Gigabyte appears to have tuned the cooler for maximum performance. During a stress test, we saw a peak temperature of just 68°C which is great, but it does come at the expense of an elevated level of noise. In fact the card’s fans ramped as high as 70%.
It’s not an intrusive noise, and its sound is more like the movement of air rather than the mechanical whirr of fans. We’re left wondering if the cooler shroud is a little too restrictive. Does it have the effect of trapping some hot air inside? We aren’t too critical though, it’s easy to adjust the fan curve to achieve lower noise levels, though at the inevitable expense of a bit of boost clock.
We ran a test with the silent BIOS mode enabled. This resulted in a long run fan speed of 68%. Compared to the 70% of the default BIOS, the difference is minor, but with no loss in performance noted, we’d be inclined to use the silent BIOS all the way.
Speaking of boost clocking, the excellent thermal performance of the cooler means the card is able to boost to very high levels. In fact, the card was able to hold a boost clock of 1,980Mhz after 10 minutes of load. There might be RTX 30-series cards that boost higher under stock conditions, but you can probably count them on one hand. The Aorus Master consistently ran 80MHz higher than a Founders Edition sample and an impressive 65MHz more than the MSI Gaming X, though the MSI was all but silent.
Synthetic gaming performance
1080p gaming performance
1440p gaming performance
CPU: AMD Ryzen 7 5800X
Motherboard: Asus Crosshair VIII Dark Hero
RAM: 2x 8GB T-Force Xtreem ARGB DDR4-3600
Storage: 2TB Adata S70, 500GB Samsung 980 Pro
Cooling: NZXT X73 360mm AIO
PSU: Corsair AX1000
Compared to the RTX 3070, the RTX 3070 Ti Founders Edition may not have given us the frame rate leap we hoped for, but with the additional cooling capacity of the Aorus Master, it’s possible to squeeze every last drop of performance out of the GA104 GPU. It’s perfectly capable of performing well at 4K but it’s better suited to a 1440p gamer with a high refresh rate monitor.

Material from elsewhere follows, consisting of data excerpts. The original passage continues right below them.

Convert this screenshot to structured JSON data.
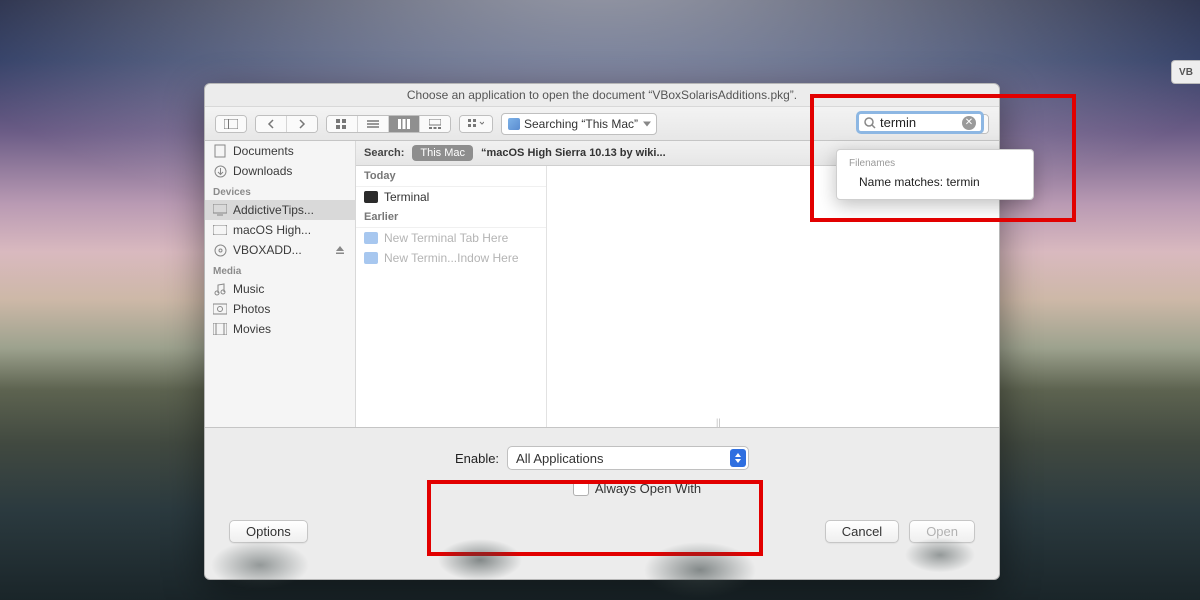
{
  "edge_tab": "VB",
  "dock_hint": "V",
  "title": "Choose an application to open the document “VBoxSolarisAdditions.pkg”.",
  "location_popup": "Searching “This Mac”",
  "search_query": "termin",
  "sidebar": {
    "favorites": [
      {
        "icon": "doc",
        "label": "Documents"
      },
      {
        "icon": "downloads",
        "label": "Downloads"
      }
    ],
    "devices_title": "Devices",
    "devices": [
      {
        "icon": "display",
        "label": "AddictiveTips...",
        "selected": true
      },
      {
        "icon": "hd",
        "label": "macOS High..."
      },
      {
        "icon": "disc",
        "label": "VBOXADD...",
        "eject": true
      }
    ],
    "media_title": "Media",
    "media": [
      {
        "icon": "music",
        "label": "Music"
      },
      {
        "icon": "photos",
        "label": "Photos"
      },
      {
        "icon": "movies",
        "label": "Movies"
      }
    ]
  },
  "searchbar": {
    "label": "Search:",
    "pill": "This Mac",
    "scope2": "“macOS High Sierra 10.13 by wiki..."
  },
  "list": {
    "g1": "Today",
    "i1": "Terminal",
    "g2": "Earlier",
    "i2": "New Terminal Tab Here",
    "i3": "New Termin...Indow Here"
  },
  "enable_label": "Enable:",
  "enable_value": "All Applications",
  "always_label": "Always Open With",
  "options_btn": "Options",
  "cancel_btn": "Cancel",
  "open_btn": "Open",
  "suggestions": {
    "hdr": "Filenames",
    "opt": "Name matches: termin"
  }
}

The Aorus Master is consistently faster than the FE but at the cost of some 20w+ of additional power consumption. Once you start hitting 310W+ you’re getting near RTX 3080 territory, and that’s a much faster card. AMD’s Radeon RX 6800 (opens in new tab) remains a very competitive offering, but you can't forget Nvidia’s strong feature set and ray tracing performance advantage.

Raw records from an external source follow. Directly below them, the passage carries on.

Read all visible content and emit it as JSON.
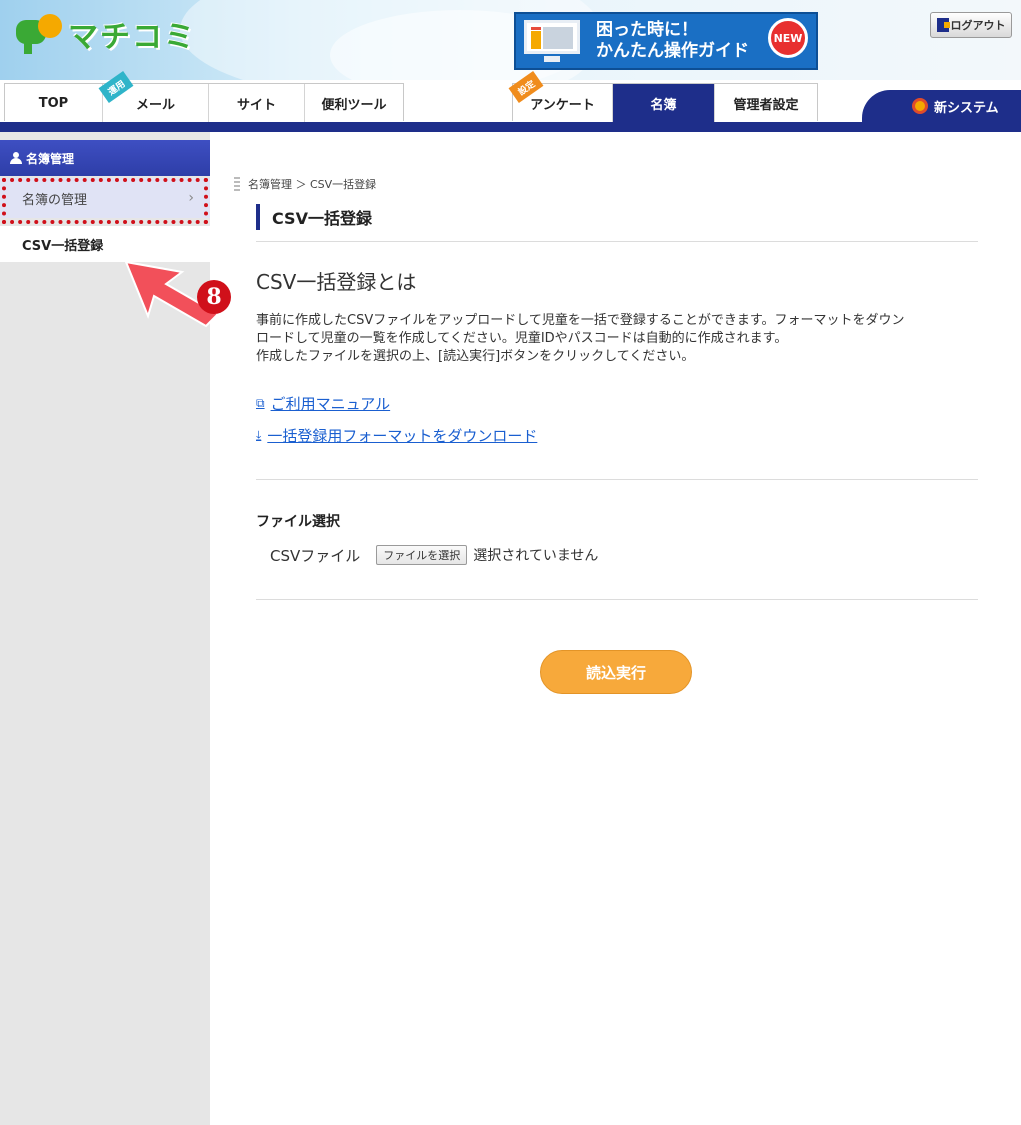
{
  "header": {
    "logo_text": "マチコミ",
    "guide_line1": "困った時に！",
    "guide_line2": "かんたん操作ガイド",
    "guide_badge": "NEW",
    "logout_label": "ログアウト",
    "new_system_label": "新システム"
  },
  "nav": {
    "tabs": [
      {
        "label": "TOP"
      },
      {
        "label": "メール",
        "ribbon": "運用"
      },
      {
        "label": "サイト"
      },
      {
        "label": "便利ツール"
      },
      {
        "label": "アンケート",
        "ribbon": "設定"
      },
      {
        "label": "名簿",
        "active": true
      },
      {
        "label": "管理者設定"
      }
    ]
  },
  "sidebar": {
    "header": "名簿管理",
    "items": [
      {
        "label": "名簿の管理",
        "chevron": "›"
      },
      {
        "label": "CSV一括登録"
      }
    ],
    "step_number": "8"
  },
  "main": {
    "breadcrumb": "名簿管理 ＞ CSV一括登録",
    "page_title": "CSV一括登録",
    "section_heading": "CSV一括登録とは",
    "desc_line1": "事前に作成したCSVファイルをアップロードして児童を一括で登録することができます。フォーマットをダウン",
    "desc_line2": "ロードして児童の一覧を作成してください。児童IDやパスコードは自動的に作成されます。",
    "desc_line3": "作成したファイルを選択の上、[読込実行]ボタンをクリックしてください。",
    "link_manual": "ご利用マニュアル",
    "link_format": "一括登録用フォーマットをダウンロード",
    "file_section_heading": "ファイル選択",
    "file_label": "CSVファイル",
    "file_button": "ファイルを選択",
    "file_status": "選択されていません",
    "submit_label": "読込実行"
  },
  "colors": {
    "nav_blue": "#1e2e8a",
    "highlight_red": "#d0101a",
    "link_blue": "#1a5fd0",
    "button_orange": "#f7a93b"
  }
}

Because it's already seemingly at the limits of the GPU already, our Aorus Master sample only had a little overclocking headroom, likely due to power limits. Still, being able to hold a clock of over 2GHz is impressive.
The card had a lot of memory overclocking headroom, however. We were able to set the memory to 1,438MHz, an increase of 250MHz from the default 1,188MHz. This resulted in a bandwidth increase from the stock 608.3 GB/s to 736.3 GB/s. That’s over a 20% gain. Using Metro Exodus at 1440p as a test, the final OC result was 90.1 fps compared to the default result of 85.9 fps and the FE’s result of 84.0 fps.
The Aorus Master offers everything you’d hope for in a flagship version of a GPU. It’s got loads of outputs, an attention grabbing LED screen, a highly capable cooler (albeit one that’s a little too loud under its default setting) and a four-year warranty.
It’s faster than the 3070 Ti FE too, but is it a card you should buy? If you consider your PC to be a piece of art as much as a box stashed under the desk then the answer is probably yes. But the market is changing. Cards are coming into stock, and prices are even coming down in some countries. Ask yourself if you want a gorgeous and feature rich card, or would you rather spend a bit more on a basic but much higher performing RTX 3080?
Similar questions are posed when considering any top tier card. Do you care about 180 fps vs 220 fps in an esport game at 1080p? 60 fps vs 75 fps in a AAA title at 4K? If the answer is yes then consider an RTX 3080, but if you look at your rig as much as you do your monitor, then the Aorus Master is a card that won’t be out of place in any show piece system.